I think maybe a few of them are realizing the wheels are starting to come off the wagon. For the past 30 years the supply siders have almost succeed in destroying the middle class along with the industrial capacity of the nation. Before, the middle class was important because they were the ones who manufactured the goods that made the large companies profit, this is no longer the case. The sad truth is the middle class had to use excessive credit to prop up their falling wages leaving a hollow shell, I really believe it’s too late to change things and we are headed for the ultimate collapse. BTW Frum is an asshole and his wife is one of those full blown anti-feminist women who believes women should be in the kitchen, excluding herself of course.

Kind of like the German generals who turned against Hitler. After they started losing the war…

How do any of the things you detractors are talking about address what the guy actually said? What are you claiming that he said that is either evil or destructive?

It honestly seems to me to be the most reasonable defense of conservatism I’ve ever seen. He even condemns the corporatism inherent in the party today. He condemns taxing the poor and not the rich.

For this poster, he has taken nearly all the things I object to about conservatism, and turned them on his head. I actually had to fight to remember why I consider myself liberal rather than conservative.

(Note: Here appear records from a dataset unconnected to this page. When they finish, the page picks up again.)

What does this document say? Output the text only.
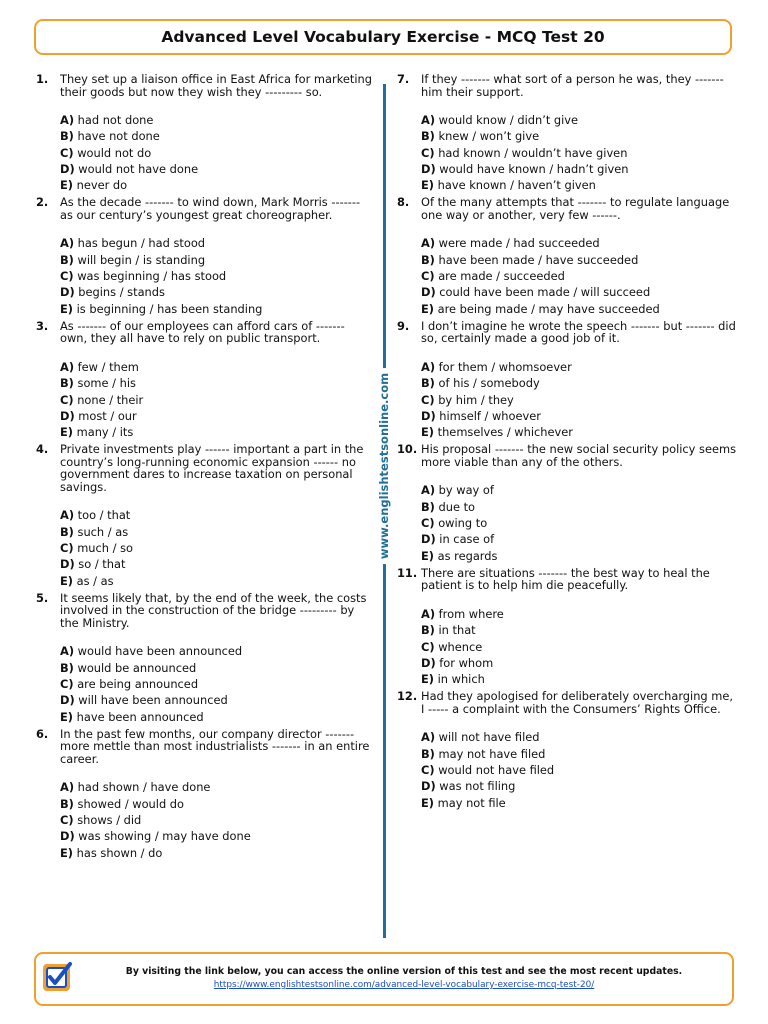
Advanced Level Vocabulary Exercise - MCQ Test 20
1. They set up a liaison office in East Africa for marketing their goods but now they wish they --------- so.
A) had not done
B) have not done
C) would not do
D) would not have done
E) never do
2. As the decade ------- to wind down, Mark Morris ------- as our century’s youngest great choreographer.
A) has begun / had stood
B) will begin / is standing
C) was beginning / has stood
D) begins / stands
E) is beginning / has been standing
3. As ------- of our employees can afford cars of ------- own, they all have to rely on public transport.
A) few / them
B) some / his
C) none / their
D) most / our
E) many / its
4. Private investments play ------ important a part in the country’s long-running economic expansion ------ no government dares to increase taxation on personal savings.
A) too / that
B) such / as
C) much / so
D) so / that
E) as / as
5. It seems likely that, by the end of the week, the costs involved in the construction of the bridge --------- by the Ministry.
A) would have been announced
B) would be announced
C) are being announced
D) will have been announced
E) have been announced
6. In the past few months, our company director ------- more mettle than most industrialists ------- in an entire career.
A) had shown / have done
B) showed / would do
C) shows / did
D) was showing / may have done
E) has shown / do
www.englishtestsonline.com
7. If they ------- what sort of a person he was, they ------- him their support.
A) would know / didn’t give
B) knew / won’t give
C) had known / wouldn’t have given
D) would have known / hadn’t given
E) have known / haven’t given
8. Of the many attempts that ------- to regulate language one way or another, very few ------.
A) were made / had succeeded
B) have been made / have succeeded
C) are made / succeeded
D) could have been made / will succeed
E) are being made / may have succeeded
9. I don’t imagine he wrote the speech ------- but ------- did so, certainly made a good job of it.
A) for them / whomsoever
B) of his / somebody
C) by him / they
D) himself / whoever
E) themselves / whichever
10. His proposal ------- the new social security policy seems more viable than any of the others.
A) by way of
B) due to
C) owing to
D) in case of
E) as regards
11. There are situations ------- the best way to heal the patient is to help him die peacefully.
A) from where
B) in that
C) whence
D) for whom
E) in which
12. Had they apologised for deliberately overcharging me, I ----- a complaint with the Consumers’ Rights Office.
A) will not have filed
B) may not have filed
C) would not have filed
D) was not filing
E) may not file
By visiting the link below, you can access the online version of this test and see the most recent updates.
https://www.englishtestsonline.com/advanced-level-vocabulary-exercise-mcq-test-20/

No conservative is surprised to read stuff like this from David Frum, who has been veering steadily leftward for years.

That said, it’s delightful to watch the guy get pilloried by the far left!

It couldn’t happen to a nicer guy! I mean, what did you think, Dave- that the lefties were suddenly going to embrace you as one of them?

But hey, I know- try self-flagellation. Try sackcloth and ashes. Maybe THEN they’ll like you (and even if they don’t, we conservatives will enjoy watching you humiliate yourself further).

Is the point here that Bush Administration was the Republican shining light?

And all this venom from the guy who came up with “axis of evil” phrase. That’s some mighty mind righ there.

I think he is just being a tiny bit self-serving and somewhat bitter that nobody is calling him for advice. Plus he got fired from AEI so what’s a guy to do?

Did anything he write resonate with you? Or are you just going to reflexively dismiss anything he says now because he’s “veered left” and must therefore be wrong because he’s on “the other team”?

What we’re looking at is one of the past cheerleaders for Republican intransigence and aggressive religiosity and utterly insane rhetoric realizing that the yokels actually BELIEVE all of the bullshit that his party spread around in order to attract said yokels, and now the political operators of the party are more or less REQUIRED to treat said bullshit as an operating paradigm instead of a campaign slogan.

He’s not appalled that all of this is associated with his party. He’s appalled that his party was forced into actually adopting all of this by the base that he and his ilk created.

I’ve been familiar with David Frum for years. He was ALWAYS the kind of “conservative” who enjoyed posturing to liberals as the “reasonable” one, unlike all those other uncouth yahoos on the right. Frum has ALWAYS been the kind of guy who wrote articles with titles like “The Conservative Case for _______ (fill in your pet liberal cause).”

Which means he NEVER inspired much trust among conservatives, even when he was ostensibly one of us.

On social issues, Frum always leaned left. On economic issues, he’s gradually moved leftward (“um, you know, maybe high taxes and a massive welfare state aren’t so bad”).

Indeed, the ONLY issue on which Frum was reliably conservative was foreign policy, and even then, that’s only if you equate “conservative” with “hawkish” (Pat Buchanan wouldn’t).

Frum was ready to drum ANYBODY out of the Republican party who wasn’t a hawk on the Middle East. After that, he has a lot of nerve posing as the voice of the Big Tent.